Let’s take a look at an IBM plant in Burlington, Vermont to see the carrier costs of water and how they can be reduced.  The IBM-Burlington plant saved over $740,000 in water costs annually, and another $2.3 million in energy costs, by being more aware of its water usage patterns.  Most of the changes that the IBM-Burlington plant made to achieve its savings weren’t rocket science, which makes them all the more exciting because it means that such savings are attainable by others.

First, when IBM pumped water to its factories, it took water out of frigid Lake Champlain. For 50 years, IBM pumped incoming water and heated it so that it could be used. Yet in another factory on the same corporate campus, IBM chilled water in 13 two-story tall chillers to make it cold, even in winter. By instead routing the incoming cold water directly to the areas that needed chilling, IBM now gets “free” cold.  Moreover, the industrial process that needs the cold water heats up that water without needing to use electricity. By using Vermont’s outdoor cold temperatures, which are rarely above freezing during the winter months, IBM makes cold water during the winter, again for “free” without needing to using electricity to run the chillers.

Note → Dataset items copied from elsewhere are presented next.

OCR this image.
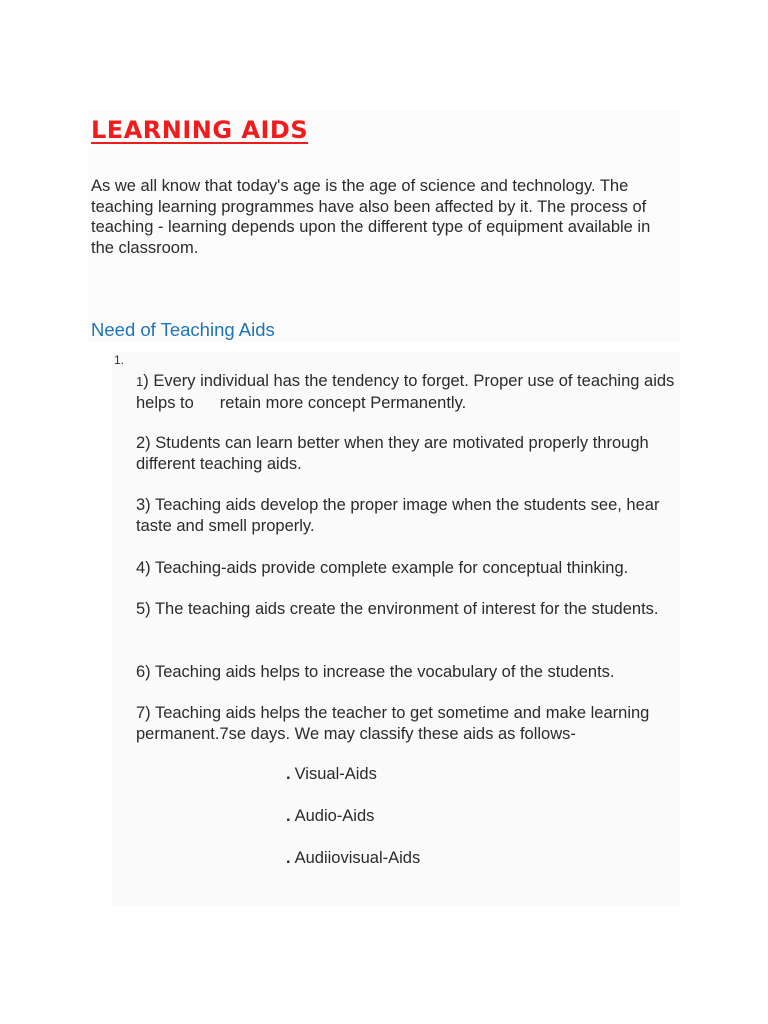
LEARNING AIDS

As we all know that today's age is the age of science and technology. The teaching learning programmes have also been affected by it. The process of teaching - learning depends upon the different type of equipment available in the classroom.

Need of Teaching Aids
1.

1) Every individual has the tendency to forget. Proper use of teaching aids helps to retain more concept Permanently.

2) Students can learn better when they are motivated properly through different teaching aids.

3) Teaching aids develop the proper image when the students see, hear taste and smell properly.

4) Teaching-aids provide complete example for conceptual thinking.

5) The teaching aids create the environment of interest for the students.

6) Teaching aids helps to increase the vocabulary of the students.

7) Teaching aids helps the teacher to get sometime and make learning permanent.7se days. We may classify these aids as follows-

. Visual-Aids

. Audio-Aids

. Audiiovisual-Aids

Similarly, a pulp-and-paper company achieved savings when it examined its water use and the heat energy lost in cooling process. By storing water in a different way, recapturing heat from condensation processes and reducing the amount of steam consumed by boilers, the company reduced total operating expenses by 2.5 percent.

Action:

  • Identify the associated (“carrier”) costs of using a staple like water.
  • Target processes for improvement in the way water is stored, heated, cooled, or treated for manufacturing or internal use.
  • Install sensors that monitor water temperature, contamination, pressure, etc. (Excess water pressure, for example, can cause pipes to leak or burst.)
  • Coordinate and cross-connect the multiple uses of the water to reduce the costs of heating, cooling, and treatment (e.g., let the “waste heat” from one process serve to prewarm water used in another process).

For more information:

“Measuring the Real Cost of Water,” McKinsey Quarterly, March 2013

Charles Fishman, The Big Thirst: The Secret Life and Turbulent Future of Water.